Key Takeaways
- Bitcoin rose about 1% over the past 24 hours but remains trading below $90,000.
- This modest gain came despite President Trump’s Davos remarks on Wednesday, where he announced an agreement that removed the need for new tariffs on European countries related to the U.S. acquisition of Greenland.
Bitcoin stays under $90,000 despite improved risk sentiment
Bitcoin is trading higher after a roughly 1% uptick in the last 24 hours, ending a six-day losing streak. The small rebound comes amid a broadly improved risk appetite following developments at the World Economic Forum in Davos.
On Wednesday, President Trump said he had reached an agreement with NATO on a framework for a prospective Greenland deal, removing the perceived need to impose new tariffs on European countries. He also indicated hope that a cryptocurrency bill could be signed into law soon, as Congress continues to work on legislation to structure the crypto market—an effort stalled last week when a Senate banking committee delayed action.
Despite the positive headlines, Bitcoin has yet to break back above the key $90,000 threshold. Institutional demand also appears muted: SoSoValue data show that spot Bitcoin ETFs recorded outflows of $708.71 million on Wednesday, marking the third consecutive day of redemptions and the largest single-day outflow since November 20.
BTC eyes $93,000 if $87,000 support holds
The BTC/USD 4-hour chart remains biased to the downside after Bitcoin lost roughly 7% over the past week. The price is trading below the 50-period exponential moving average (EMA) at $92,044 and has slipped beneath the psychological $90,000 mark. Current trading sits near $89,900 after a re-test earlier this week of the midpoint of a horizontal parallel channel at $87,787.
Should Bitcoin sustain its current recovery, it could extend upward toward the 50-period EMA around $92,044 and potentially challenge $93,000. Technical momentum on the 4-hour timeframe shows the Relative Strength Index (RSI) around 40 and pointing higher toward the neutral 50 level, signaling waning bearish pressure. For bulls to decisively push prices higher, the RSI must climb and remain above the neutral 50 threshold.

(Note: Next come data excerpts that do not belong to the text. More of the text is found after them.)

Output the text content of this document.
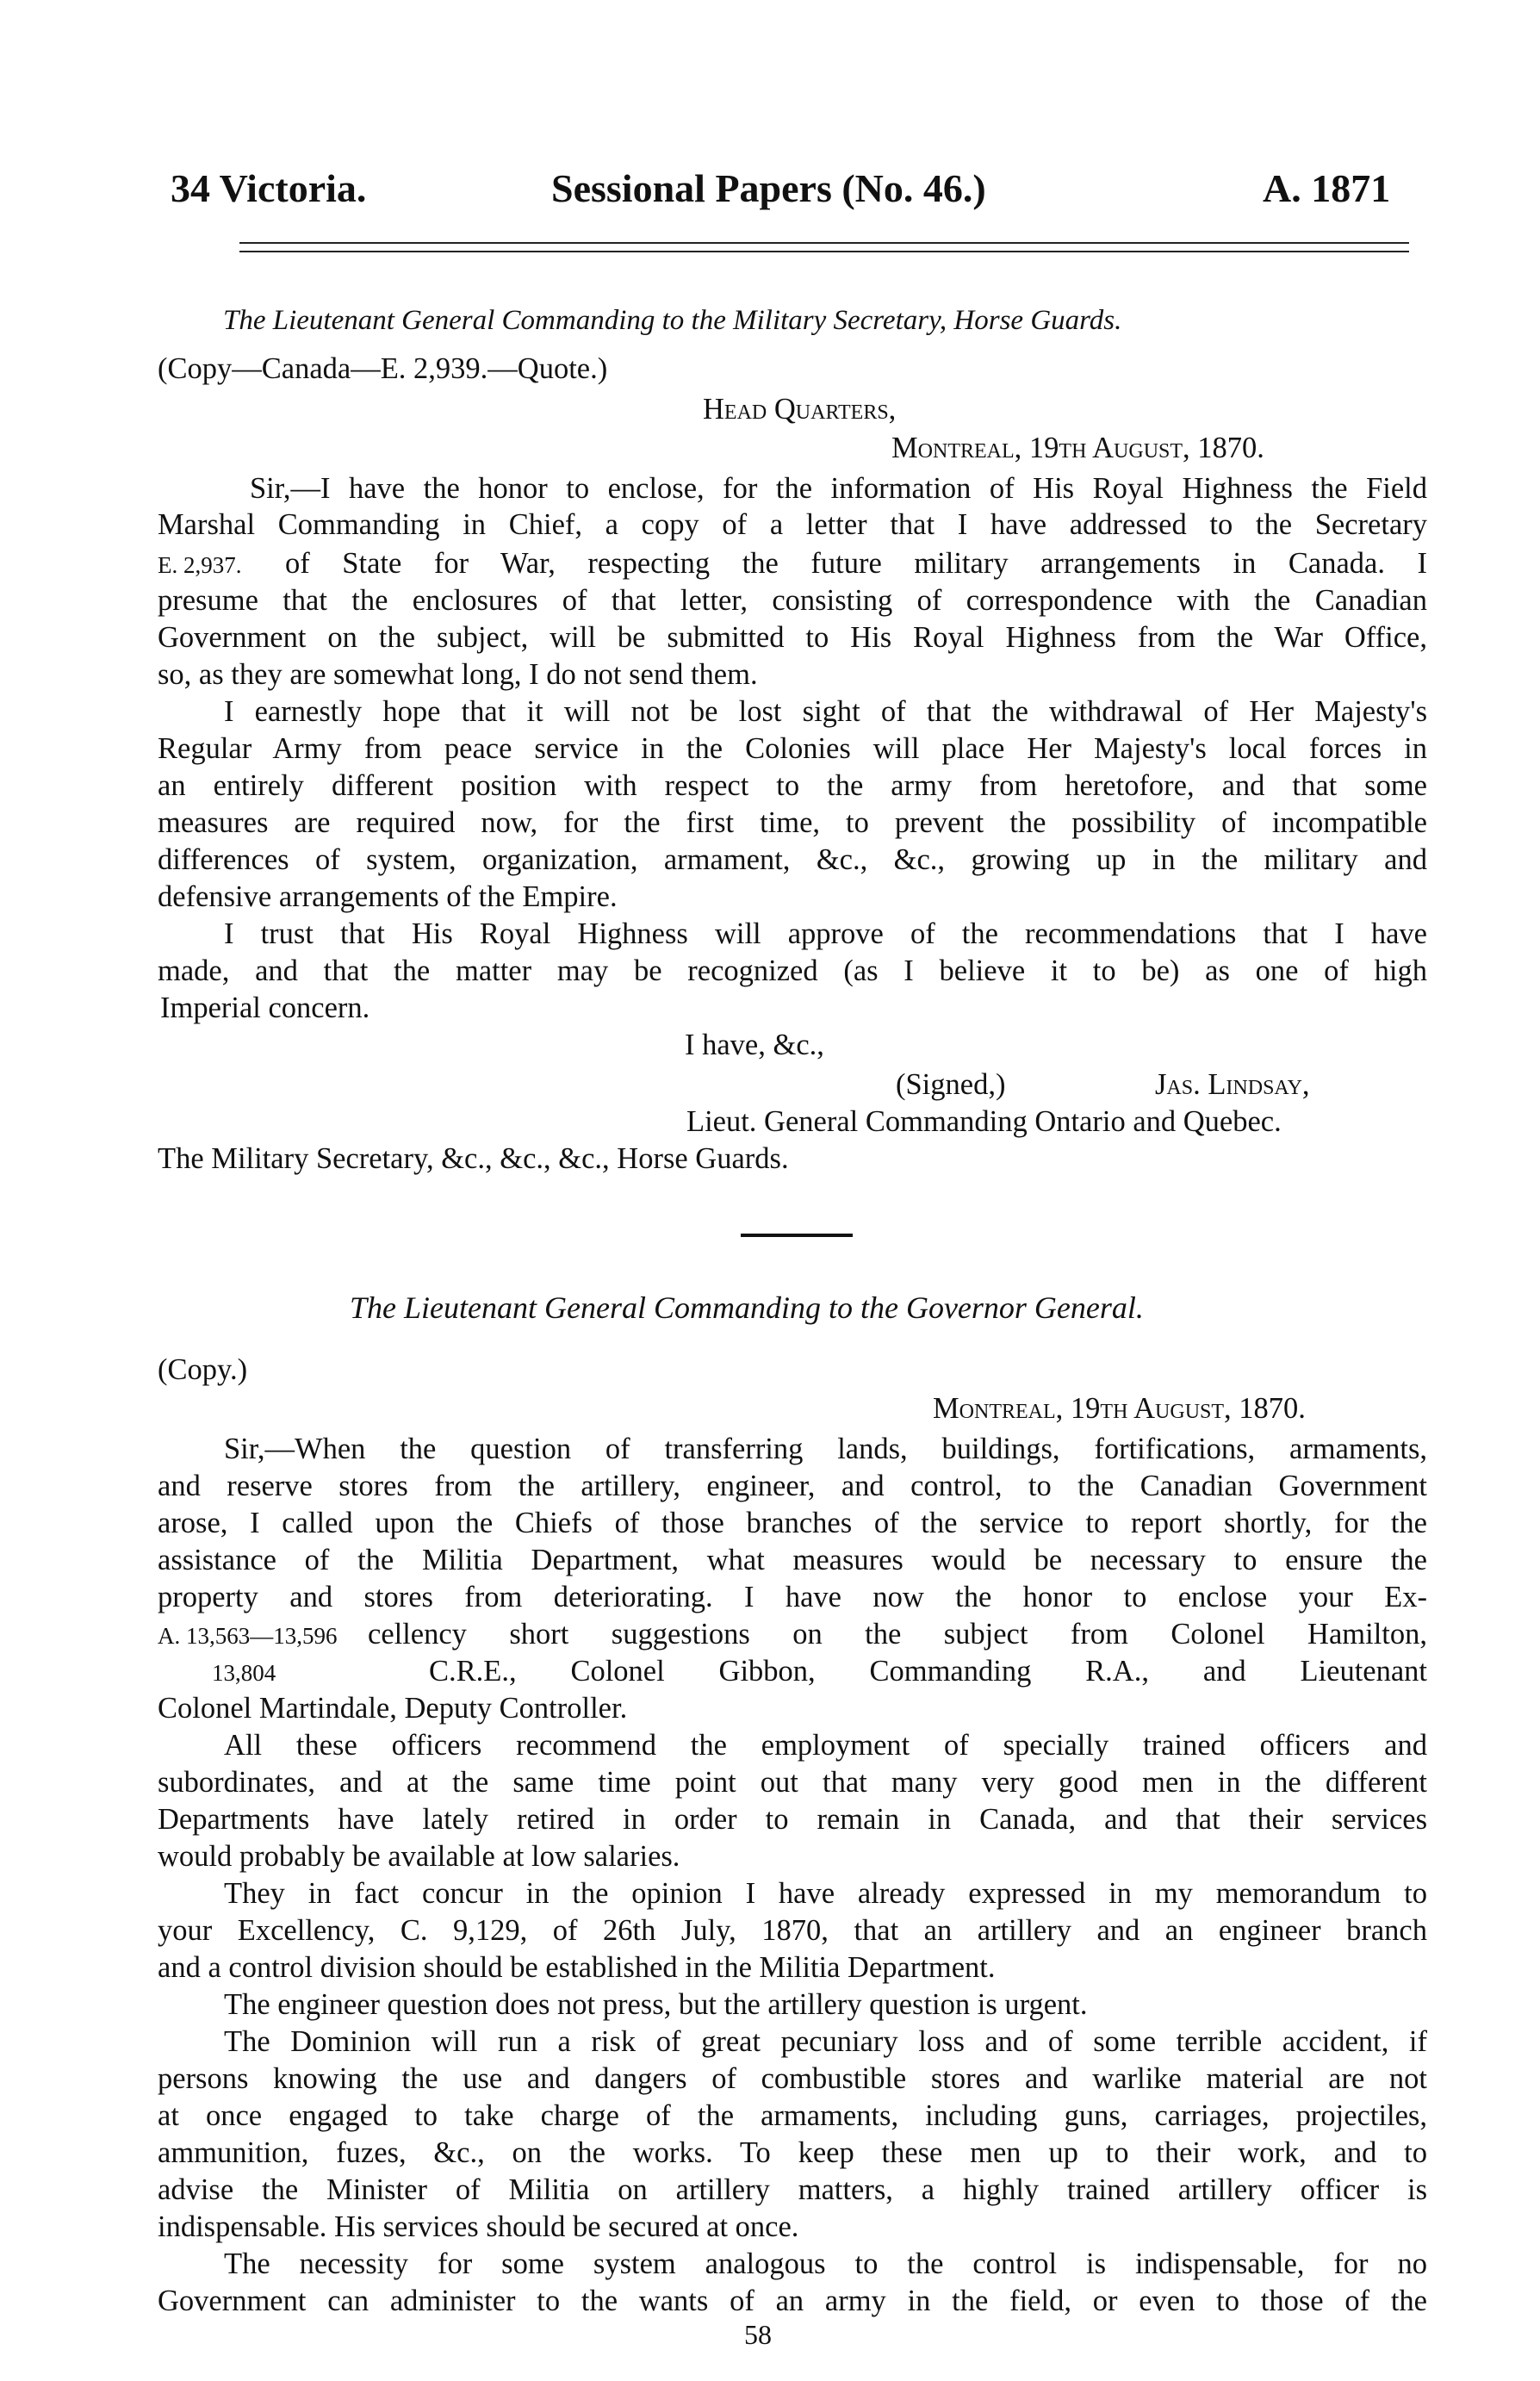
34 Victoria.	Sessional Papers (No. 46.)	A. 1871
The Lieutenant General Commanding to the Military Secretary, Horse Guards.
(Copy—Canada—E. 2,939.—Quote.)
Head Quarters,
Montreal, 19th August, 1870.
Sir,—I have the honor to enclose, for the information of His Royal Highness the Field
Marshal Commanding in Chief, a copy of a letter that I have addressed to the Secretary
E. 2,937. of State for War, respecting the future military arrangements in Canada. I
presume that the enclosures of that letter, consisting of correspondence with the Canadian
Government on the subject, will be submitted to His Royal Highness from the War Office,
so, as they are somewhat long, I do not send them.
I earnestly hope that it will not be lost sight of that the withdrawal of Her Majesty's
Regular Army from peace service in the Colonies will place Her Majesty's local forces in
an entirely different position with respect to the army from heretofore, and that some
measures are required now, for the first time, to prevent the possibility of incompatible
differences of system, organization, armament, &c., &c., growing up in the military and
defensive arrangements of the Empire.
I trust that His Royal Highness will approve of the recommendations that I have
made, and that the matter may be recognized (as I believe it to be) as one of high
Imperial concern.
I have, &c.,
(Signed,)	Jas. Lindsay,
Lieut. General Commanding Ontario and Quebec.
The Military Secretary, &c., &c., &c., Horse Guards.
The Lieutenant General Commanding to the Governor General.
(Copy.)
Montreal, 19th August, 1870.
Sir,—When the question of transferring lands, buildings, fortifications, armaments,
and reserve stores from the artillery, engineer, and control, to the Canadian Government
arose, I called upon the Chiefs of those branches of the service to report shortly, for the
assistance of the Militia Department, what measures would be necessary to ensure the
property and stores from deteriorating. I have now the honor to enclose your Ex-
A. 13,563—13,596 cellency short suggestions on the subject from Colonel Hamilton,
13,804	C.R.E., Colonel Gibbon, Commanding R.A., and Lieutenant
Colonel Martindale, Deputy Controller.
All these officers recommend the employment of specially trained officers and
subordinates, and at the same time point out that many very good men in the different
Departments have lately retired in order to remain in Canada, and that their services
would probably be available at low salaries.
They in fact concur in the opinion I have already expressed in my memorandum to
your Excellency, C. 9,129, of 26th July, 1870, that an artillery and an engineer branch
and a control division should be established in the Militia Department.
The engineer question does not press, but the artillery question is urgent.
The Dominion will run a risk of great pecuniary loss and of some terrible accident, if
persons knowing the use and dangers of combustible stores and warlike material are not
at once engaged to take charge of the armaments, including guns, carriages, projectiles,
ammunition, fuzes, &c., on the works. To keep these men up to their work, and to
advise the Minister of Militia on artillery matters, a highly trained artillery officer is
indispensable. His services should be secured at once.
The necessity for some system analogous to the control is indispensable, for no
Government can administer to the wants of an army in the field, or even to those of the
58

The Moving Average Convergence Divergence (MACD) indicator produced a bearish crossover on Tuesday, signaling continued downside pressure in the near term. Conversely, if Bitcoin can close the daily candle above the nearby resistance levels, it would improve the outlook for a sustained recovery.
On the downside, a daily close below the $87,787 support could open the path to the next support zone near $85,569, extending the recent pullback. Traders will be watching these levels closely as they gauge whether the recent buying momentum can attract renewed institutional interest and drive Bitcoin back above the $90,000 mark.